São frequentes os relatos de intimidação na cidade, conhecida por ser área de milícia. Renan Ribeiro, 22, e três amigos foram abordados por um homem num carro branco, que os colocou sentados na calçada, os filmou e “puxou os nomes” no celular. “Ele falou que viemos de longe para fazer bagunça. Entrei em desespero, nem saio mais à noite”, afirma.

Outro ponto de tensão foi a prisão de um dos coordenadores do movimento, no dia da reintegração. O flagrante foi por “esbulho possessório, desobediência, parcelamento indevido de solo urbano e associação criminosa”. Eric Vermelho, 53, pagou fiança e saiu, mas alega que está sendo perseguido e por isso não está morando com os outros.

Voltou à escola para acompanhar o deputado estadual Waldeck Carneiro (PT) na quinta, mas saiu “escoltado” pelo grupo, correndo. “Percebi que aumentava o número de viaturas. Depois de uns minutos, chegou a Polícia Civil. Quando percebi que iniciaram um cerco e me olhavam sem parar, eu já estava sendo conduzido pelo povo para fugir do local”, relata.

O delegado que foi ao colégio filmou o rosto dos abrigados e, segundo eles, disse que todos seriam investigados.
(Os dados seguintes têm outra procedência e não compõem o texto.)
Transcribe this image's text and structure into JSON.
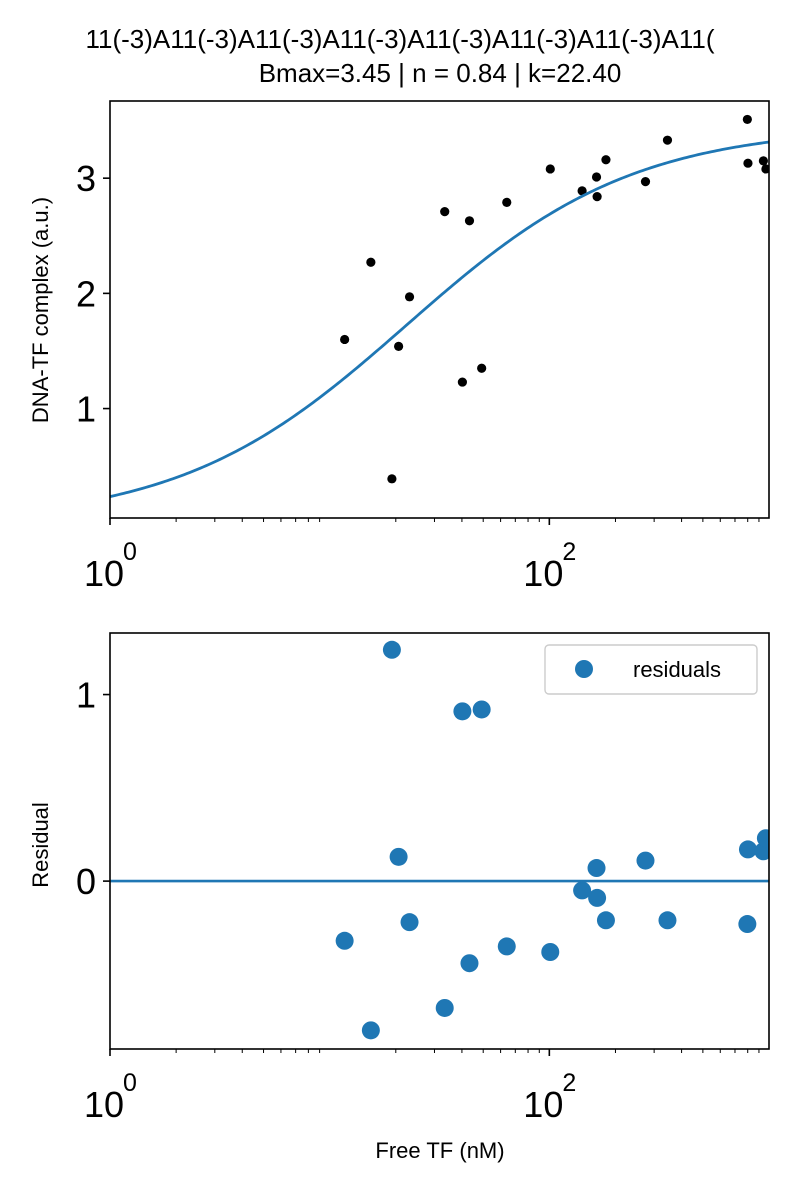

Um outro homem não identificado e armado também teria feito ameaças. Questionada, a corporação respondeu que uma equipe esteve no lugar "para cumprir diligências que fazem parte da apuração” contra Eric.

ESTADO DIZ QUE VAI VERIFICAR QUEM RECEBERÁ AUXÍLIO

O governo do estado, a quem cabe o acolhimento, fez o cadastro voluntário de 431 pessoas, em sua grande maioria de outros municípios, e agora está identificando quem está apto a receber o auxílio emergencial estadual ou aluguel social.

Dados preliminares do levantamento, porém, indicam que “grande parte dos abrigados não possui perfil elegível para as políticas de habitação social”: só um terço afirmou não possuir renda, 82% são solteiros e 46% dizem não ter família. “Um percentual considerável” também já está no cadastro que dá direito ao Bolsa Família.

Segundo o Ministério Público, que participa de reuniões com os órgãos envolvidos, o estado “já sinalizou que não será possível concessão de aluguel social, pois alega que ainda há demanda não atendida da calamidade ocorrida na Região Serrana em 2010”.

A instituição ressalta que promotoras foram até a escola e “observaram famílias com intenção de deixar o local, porém com receio de represálias de lideranças”. Afirma que “viabilizou o retorno ao lar” de três famílias que as procuraram.

A Prefeitura de Itaguaí diz que “o Ciep não foi construído para ser abrigo, então tem problemas estruturais”. Acrescenta que tem auxiliado na limpeza, que a água é incumbência da Cedae, que os portões não são trancados e que as pulseiras são importantes para controle.

Já a Petrobras declara que está disponibilizando alimentação, colchonetes e cobertores e que não foi informada de reclamações sobre as refeições, que seguem critérios de qualidade e são acompanhadas por equipes de fiscalização. A empresa não respondeu qual era a utilidade do terreno e qual será o destino dele.